1.6100 sayılı Kanun'un geçici 3 üncü maddesinin ikinci fıkrası atfıyla uygulanmasına devam olunan mülga 1086 sayılı Hukuk Usulü Muhakemeleri Kanunu'nun 428 inci maddesi, 438 inci maddesinin yedi, sekiz ve dokuzuncu fıkraları ile 439 uncu maddesinin ikinci fıkrası.

2. 2004 sayılı İcra İflas Kanunu'nun 194 vd. maddeleri.

3. Değerlendirme

1. Temyiz olunan nihai kararların bozulması 6100 sayılı Kanun'un 371 inci maddesinde yer alan sebeplerden birinin varlığı hâlinde mümkündür.

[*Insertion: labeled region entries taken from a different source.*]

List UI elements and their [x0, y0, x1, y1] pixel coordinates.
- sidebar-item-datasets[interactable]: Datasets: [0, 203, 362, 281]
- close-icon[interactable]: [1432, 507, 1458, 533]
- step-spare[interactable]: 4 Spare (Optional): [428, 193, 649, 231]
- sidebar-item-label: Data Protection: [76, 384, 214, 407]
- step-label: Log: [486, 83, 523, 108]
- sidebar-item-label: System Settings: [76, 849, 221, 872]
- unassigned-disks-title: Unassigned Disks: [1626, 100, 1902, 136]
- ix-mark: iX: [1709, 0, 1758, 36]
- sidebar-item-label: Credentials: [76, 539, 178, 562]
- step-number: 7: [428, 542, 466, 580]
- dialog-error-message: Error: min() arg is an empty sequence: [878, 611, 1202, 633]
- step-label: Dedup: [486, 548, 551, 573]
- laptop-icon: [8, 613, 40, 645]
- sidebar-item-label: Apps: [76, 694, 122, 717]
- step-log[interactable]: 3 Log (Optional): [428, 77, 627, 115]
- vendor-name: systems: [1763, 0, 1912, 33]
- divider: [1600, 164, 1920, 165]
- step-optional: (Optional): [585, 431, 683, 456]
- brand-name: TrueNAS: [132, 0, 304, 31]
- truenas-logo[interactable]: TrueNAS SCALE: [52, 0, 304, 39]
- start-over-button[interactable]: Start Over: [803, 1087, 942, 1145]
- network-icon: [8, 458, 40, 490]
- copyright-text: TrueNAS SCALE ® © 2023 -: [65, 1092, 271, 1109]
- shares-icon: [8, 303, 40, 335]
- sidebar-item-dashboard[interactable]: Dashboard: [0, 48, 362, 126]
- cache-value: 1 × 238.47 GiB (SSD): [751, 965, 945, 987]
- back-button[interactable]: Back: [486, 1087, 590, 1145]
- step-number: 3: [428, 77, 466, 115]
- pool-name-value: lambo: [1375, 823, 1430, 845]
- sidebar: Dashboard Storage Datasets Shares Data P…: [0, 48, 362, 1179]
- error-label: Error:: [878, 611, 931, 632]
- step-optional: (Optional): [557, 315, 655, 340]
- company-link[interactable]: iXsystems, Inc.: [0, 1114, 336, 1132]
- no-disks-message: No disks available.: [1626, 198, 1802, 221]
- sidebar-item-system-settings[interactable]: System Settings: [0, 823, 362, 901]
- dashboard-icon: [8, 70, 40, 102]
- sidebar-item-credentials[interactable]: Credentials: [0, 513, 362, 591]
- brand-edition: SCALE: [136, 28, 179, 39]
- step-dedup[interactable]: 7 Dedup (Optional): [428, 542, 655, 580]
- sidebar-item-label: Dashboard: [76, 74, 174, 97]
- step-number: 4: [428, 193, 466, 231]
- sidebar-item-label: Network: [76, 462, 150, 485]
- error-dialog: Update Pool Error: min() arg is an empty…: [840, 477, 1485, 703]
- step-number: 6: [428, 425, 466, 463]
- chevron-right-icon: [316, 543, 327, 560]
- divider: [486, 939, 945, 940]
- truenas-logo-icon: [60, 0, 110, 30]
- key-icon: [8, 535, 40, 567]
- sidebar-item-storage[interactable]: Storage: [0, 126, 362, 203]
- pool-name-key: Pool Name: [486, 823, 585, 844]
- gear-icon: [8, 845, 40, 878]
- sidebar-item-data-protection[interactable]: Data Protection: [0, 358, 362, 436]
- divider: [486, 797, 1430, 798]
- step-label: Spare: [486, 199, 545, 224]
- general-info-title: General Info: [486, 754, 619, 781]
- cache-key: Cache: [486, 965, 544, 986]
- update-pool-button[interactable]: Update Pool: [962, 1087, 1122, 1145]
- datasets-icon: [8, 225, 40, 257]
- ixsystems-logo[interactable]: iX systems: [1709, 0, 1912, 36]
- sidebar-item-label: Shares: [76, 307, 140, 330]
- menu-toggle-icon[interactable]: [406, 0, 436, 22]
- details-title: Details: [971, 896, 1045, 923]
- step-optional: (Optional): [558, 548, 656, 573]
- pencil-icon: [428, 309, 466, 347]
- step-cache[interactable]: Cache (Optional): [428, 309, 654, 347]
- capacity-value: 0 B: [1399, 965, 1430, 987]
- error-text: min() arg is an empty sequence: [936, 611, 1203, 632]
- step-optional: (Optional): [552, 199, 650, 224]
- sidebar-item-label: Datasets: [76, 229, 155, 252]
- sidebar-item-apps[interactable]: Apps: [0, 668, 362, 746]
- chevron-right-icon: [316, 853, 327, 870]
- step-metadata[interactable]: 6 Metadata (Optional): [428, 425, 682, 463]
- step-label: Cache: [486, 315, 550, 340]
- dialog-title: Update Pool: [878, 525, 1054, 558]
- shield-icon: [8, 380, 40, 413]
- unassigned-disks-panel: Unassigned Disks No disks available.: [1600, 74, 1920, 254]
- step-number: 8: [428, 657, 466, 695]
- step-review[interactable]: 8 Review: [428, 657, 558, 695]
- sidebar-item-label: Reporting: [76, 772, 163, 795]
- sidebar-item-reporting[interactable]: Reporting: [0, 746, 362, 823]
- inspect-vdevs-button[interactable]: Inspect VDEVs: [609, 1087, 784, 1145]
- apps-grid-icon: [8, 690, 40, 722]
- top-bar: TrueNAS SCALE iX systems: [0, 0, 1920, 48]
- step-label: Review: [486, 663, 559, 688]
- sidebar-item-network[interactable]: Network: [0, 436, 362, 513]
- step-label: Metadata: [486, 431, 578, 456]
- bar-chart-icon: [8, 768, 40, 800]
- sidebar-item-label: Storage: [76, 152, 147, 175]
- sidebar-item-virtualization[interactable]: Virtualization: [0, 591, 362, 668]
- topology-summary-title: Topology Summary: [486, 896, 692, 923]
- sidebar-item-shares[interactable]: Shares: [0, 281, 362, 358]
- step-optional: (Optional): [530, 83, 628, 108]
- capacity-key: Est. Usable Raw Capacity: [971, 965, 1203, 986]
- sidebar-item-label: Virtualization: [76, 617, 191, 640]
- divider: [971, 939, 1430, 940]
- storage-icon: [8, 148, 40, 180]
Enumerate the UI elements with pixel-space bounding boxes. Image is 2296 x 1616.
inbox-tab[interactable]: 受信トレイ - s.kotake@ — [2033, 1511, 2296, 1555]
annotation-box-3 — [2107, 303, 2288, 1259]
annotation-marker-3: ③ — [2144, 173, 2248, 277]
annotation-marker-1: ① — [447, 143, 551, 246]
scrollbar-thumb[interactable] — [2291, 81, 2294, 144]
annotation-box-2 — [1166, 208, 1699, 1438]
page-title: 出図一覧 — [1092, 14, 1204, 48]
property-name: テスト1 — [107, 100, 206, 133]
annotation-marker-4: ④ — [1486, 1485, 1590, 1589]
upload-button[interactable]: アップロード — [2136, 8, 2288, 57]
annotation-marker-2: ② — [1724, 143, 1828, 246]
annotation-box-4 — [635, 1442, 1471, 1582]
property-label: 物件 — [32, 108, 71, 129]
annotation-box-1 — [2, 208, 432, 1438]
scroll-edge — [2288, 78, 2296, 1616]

2. Temyizen incelenen Mahkeme kararının bozmaya uygun olduğu, kararda ve kararın gerekçesinde hukuk kurallarının somut olaya uygulanmasında bir isabetsizlik bulunmadığı, bozmaya uyulmakla karşı taraf yararına kazanılmış hak durumunu oluşturan yönlerin ise yeniden incelenmesine hukukça imkân bulunmadığı anlaşılmakla; temyiz dilekçelerinde ileri sürülen nedenler kararın bozulmasını gerektirecek nitelikte görülmemiştir.

VII. KARAR

Açıklanan sebeple;

Davalılar vekillerinin yerinde görülmeyen tüm temyiz itirazlarının reddi ile usul ve kanuna uygun olan kararın ONANMASINA,

Aşağıda yazılı temyiz giderinin temyiz edenlere yükletilmesine,

Dosyanın Mahkemesine gönderilmesine,

14.03.2024 tarihinde oy birliğiyle karar verildi.